« Je ne brode pas, je fais de la couture », précise Anne-Sophie Viallon lorsqu’on s’étonne de la présence de points cousus avec un fil prolongeant, parfois hors cadre, les fragiles silhouettes qu’elle esquisse à la mine graphite, au feutre, au crayon de couleur, ou à l’aquarelle.
D’étranges petites filles ou garçonnets sans visage. Lointaines cousines ou cousins d’Alice au Pays des Merveilles ou des petits diables de la comtesse de Ségur, ces figures surréalistes, réalisées avec une étonnante économie de moyen, captivent notre attention. Et nous troublent.

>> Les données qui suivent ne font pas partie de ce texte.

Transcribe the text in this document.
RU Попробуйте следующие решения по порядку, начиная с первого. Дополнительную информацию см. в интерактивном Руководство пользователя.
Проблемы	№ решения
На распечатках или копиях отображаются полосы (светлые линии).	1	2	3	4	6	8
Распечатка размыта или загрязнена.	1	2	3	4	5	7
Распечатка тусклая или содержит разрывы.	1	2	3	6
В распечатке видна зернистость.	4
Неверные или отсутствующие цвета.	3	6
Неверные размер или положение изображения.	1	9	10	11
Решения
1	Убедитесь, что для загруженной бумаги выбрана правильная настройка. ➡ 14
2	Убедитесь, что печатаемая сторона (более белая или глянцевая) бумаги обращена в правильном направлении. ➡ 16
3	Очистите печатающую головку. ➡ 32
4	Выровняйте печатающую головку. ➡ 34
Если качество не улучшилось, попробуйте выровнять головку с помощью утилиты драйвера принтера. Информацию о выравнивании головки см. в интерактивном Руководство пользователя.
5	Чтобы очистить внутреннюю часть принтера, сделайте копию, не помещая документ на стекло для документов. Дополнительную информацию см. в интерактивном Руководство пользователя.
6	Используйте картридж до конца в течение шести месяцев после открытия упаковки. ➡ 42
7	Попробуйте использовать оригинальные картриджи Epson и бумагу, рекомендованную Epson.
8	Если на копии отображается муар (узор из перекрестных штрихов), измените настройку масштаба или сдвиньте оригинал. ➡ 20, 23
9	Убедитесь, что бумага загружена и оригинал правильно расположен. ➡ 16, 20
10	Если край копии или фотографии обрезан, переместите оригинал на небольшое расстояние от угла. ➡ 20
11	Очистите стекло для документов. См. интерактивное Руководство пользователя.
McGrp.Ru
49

Motus et bouche cousue ? : « Cette couture, explique l’artiste, est indissociable d’une certaine violence. Il y a l’idée de réparation mentale ou psychique. » Autant de fils discrets qui ourlent une robe, rapprochent deux visages, réunissent des mains, empêchent la parole, mettent en scène l’indicible.
L’artiste convoque aussi bien la mémoire partagée que son propre inconscient et laisse affleurer à la surface ces images hybrides traduisant des émotions contradictoires : « je cherche à tisser du lien entre visible et invisible. » souligne-t-elle. Elle laisse alors ses « visions » guider le dessin qu’elle trace au crayon et à l’aiguille, sur papier, ou sur d’inattendus supports (tapisseries, vieux mouchoirs, draps, taies d’oreiller, tabliers, etc.), réalisant ainsi des compositions mixtes, des assemblages textiles ou des paysages de couture.
Son fil conducteur exige un « un lâcher prise », une humeur vagabonde : « Parfois je pars d’une tache d’aquarelle, sinon d’une photo ou encore d’un motif de tissus, sans savoir où cela va m’amener. » En fait, ses œuvres au charme acidulé, marient grâce de l’innocence et jeux interdits.